Bei diesen Telegram-Aktivisten ist die Empörung so gross, wie das Leseverständnis klein ist. Diese Woche kursierte in einschlägigen Kanälen die Aufforderung, eine «Drag Story Time» am Wildwuchs-Festival in Basel am 2. Juni zu stören. Die Drag-Lesungen für Kinder seien «perverse Propaganda», heisst es da. Dazu die Aufforderung, für eine «Mahnwache» an den Ort der Veranstaltung zu reisen.
Doof nur für die Aktivisten: Sie haben sich im Jahr geirrt. Die Lesung ging bereits vor zwei Jahren über die Bühne – und steht für diesen Juni gar nicht auf dem Programm.

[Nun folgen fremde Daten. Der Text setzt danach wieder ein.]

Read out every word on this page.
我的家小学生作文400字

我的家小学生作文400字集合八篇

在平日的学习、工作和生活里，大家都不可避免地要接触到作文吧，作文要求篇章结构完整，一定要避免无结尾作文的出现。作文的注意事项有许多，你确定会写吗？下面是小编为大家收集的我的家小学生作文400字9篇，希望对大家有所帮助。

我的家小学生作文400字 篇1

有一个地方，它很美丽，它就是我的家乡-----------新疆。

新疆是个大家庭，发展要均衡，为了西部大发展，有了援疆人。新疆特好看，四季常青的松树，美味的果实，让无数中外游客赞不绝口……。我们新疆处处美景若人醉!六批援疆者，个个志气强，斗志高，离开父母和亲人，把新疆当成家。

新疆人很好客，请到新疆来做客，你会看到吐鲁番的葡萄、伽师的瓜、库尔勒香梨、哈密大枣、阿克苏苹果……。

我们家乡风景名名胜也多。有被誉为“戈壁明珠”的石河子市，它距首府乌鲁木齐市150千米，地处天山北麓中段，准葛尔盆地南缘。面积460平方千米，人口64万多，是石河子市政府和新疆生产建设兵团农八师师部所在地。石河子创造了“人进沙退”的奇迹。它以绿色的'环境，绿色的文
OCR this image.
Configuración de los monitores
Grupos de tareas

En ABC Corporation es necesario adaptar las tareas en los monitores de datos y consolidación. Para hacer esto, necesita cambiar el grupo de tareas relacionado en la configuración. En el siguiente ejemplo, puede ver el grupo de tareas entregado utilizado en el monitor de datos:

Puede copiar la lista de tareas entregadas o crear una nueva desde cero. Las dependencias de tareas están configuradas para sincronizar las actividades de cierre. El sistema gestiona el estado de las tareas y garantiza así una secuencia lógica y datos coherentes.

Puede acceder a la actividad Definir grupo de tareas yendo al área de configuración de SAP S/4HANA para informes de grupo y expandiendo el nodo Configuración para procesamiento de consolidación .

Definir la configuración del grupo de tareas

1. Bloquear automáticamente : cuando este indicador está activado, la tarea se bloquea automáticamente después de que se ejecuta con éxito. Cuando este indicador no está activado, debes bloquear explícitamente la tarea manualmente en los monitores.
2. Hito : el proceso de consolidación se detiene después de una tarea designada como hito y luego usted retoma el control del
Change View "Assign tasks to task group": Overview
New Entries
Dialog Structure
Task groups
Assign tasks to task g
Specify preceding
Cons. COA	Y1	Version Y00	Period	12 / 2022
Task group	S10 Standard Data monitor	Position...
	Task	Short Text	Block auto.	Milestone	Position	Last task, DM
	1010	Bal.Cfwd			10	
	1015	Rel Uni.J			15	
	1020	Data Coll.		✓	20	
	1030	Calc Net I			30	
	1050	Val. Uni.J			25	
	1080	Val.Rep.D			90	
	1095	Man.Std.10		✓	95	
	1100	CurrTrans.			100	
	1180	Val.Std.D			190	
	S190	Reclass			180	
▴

Aktivisten haben Fehler bemerkt
Trotzdem wabert die Empörungswelle rund um die Veranstaltung weiter durch das Netz: «Ich bin mir sicher, dass es genügend Aufgeweckte gibt, denen kreative Ideen kommen, um Kinder vor dieser perfiden Agenda zu schützen», schreibt jemand.
Andere Aktivisten haben in der Zwischenzeit selber einen Blick in ihre Agenda geworfen und gemerkt, dass die Veranstaltung schon 2021 stattfand. «Wir bitten um Verzeihung, wenn wir für Verwirrung gesorgt haben», heisst es in Berichtigungen.
Drag: Das neue Feindbild auf Telegram
Bei der Leitung des Wildwuchs-Festivals sorgt das Missverständnis für Erstaunen. Es wurde eine Krisensitzung einberufen. «Wir haben unser Sicherheitskonzept angepasst», heisst es auf Anfrage von Blick. Von den Telegram-Aktivisten habe sich bisher niemand direkt bei den Organisatoren gemeldet. «Es gab auch keinen Telefonterror oder Ähnliches.»
Erst letzte Woche sorgte der Protest gegen eine Drag-Lesung in der Zürcher Pestalozzi-Bibliothek für ein Polizeiaufgebot – und eine grosse Gegenkundgebung. Rund 150 Menschen solidarisierten sich mit den Veranstaltern und standen nur einer Handvoll Freiheitstrychlern gegenüber. Die Zürcher «Drag Story Time» verlief gemäss Bibliotheksleiter friedlich. Ein Drag King las den Kindern aus dem Buch «Kati will Grossvater werden» vor.